January already happened. You already owe it.

For Iowa employers who provide health benefits — and healthcare costs are already one of the largest line items in any company's budget — this is a mid-year surprise with no time to plan. Those costs get absorbed somewhere. Sometimes by the company. Often by the employee.


This Is a Polk County Problem Too

It is easy to think of healthcare access as a rural problem. But these bills affect every Iowan including those of us in Des Moines and Polk County.

When providers across Iowa have legal cover to refuse care, the patients they turn away don't disappear. They show up at the next nearest facility — which may be a Polk County hospital already operating at capacity. When health insurance premiums rise for employers across Iowa, the ripple effects reach every workplace — including right here in Des Moines.

And the structural Medicaid problem is not going away. Iowa faces a projected $600 million Medicaid shortfall over the next several years.

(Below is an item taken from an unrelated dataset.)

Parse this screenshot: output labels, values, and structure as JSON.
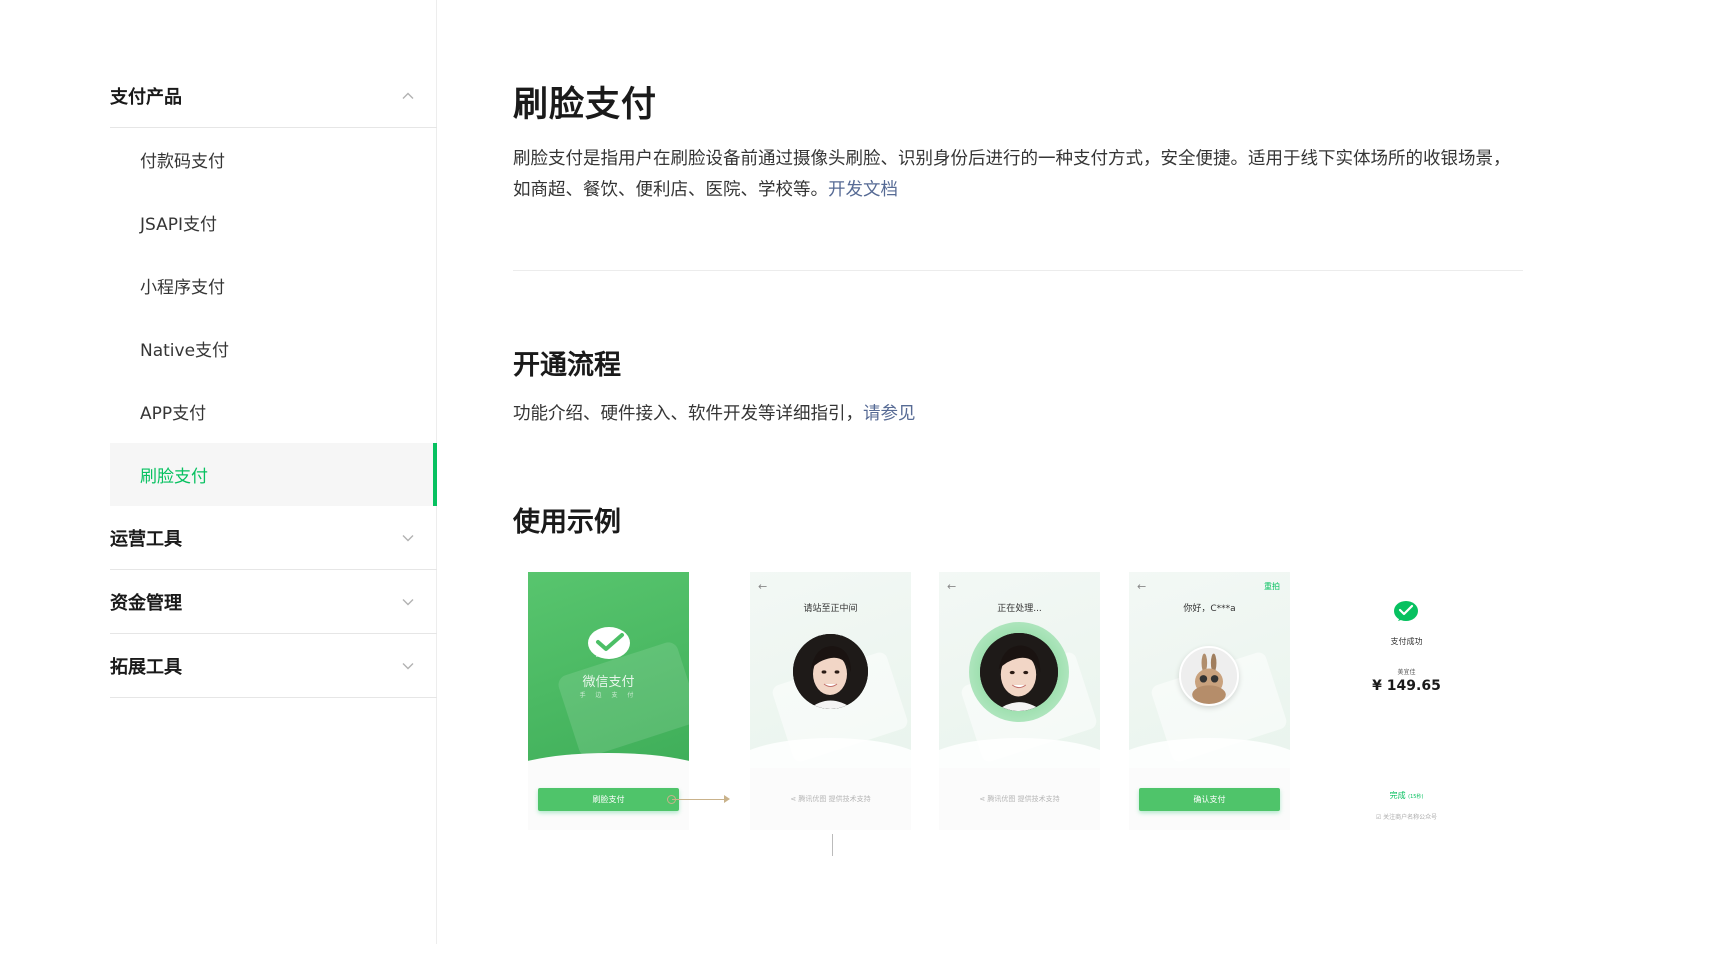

This bill addresses nine months of it and does nothing about the rest.


Iowa Deserves Smarter Than This

Iowa cannot keep governing healthcare this way. Passing laws that reduce access while raising costs is not a healthcare strategy — it is a political one. Iowa families and Iowa businesses deserve leaders willing to make real decisions about real problems rather than patches that push the crisis forward one fiscal year at a time.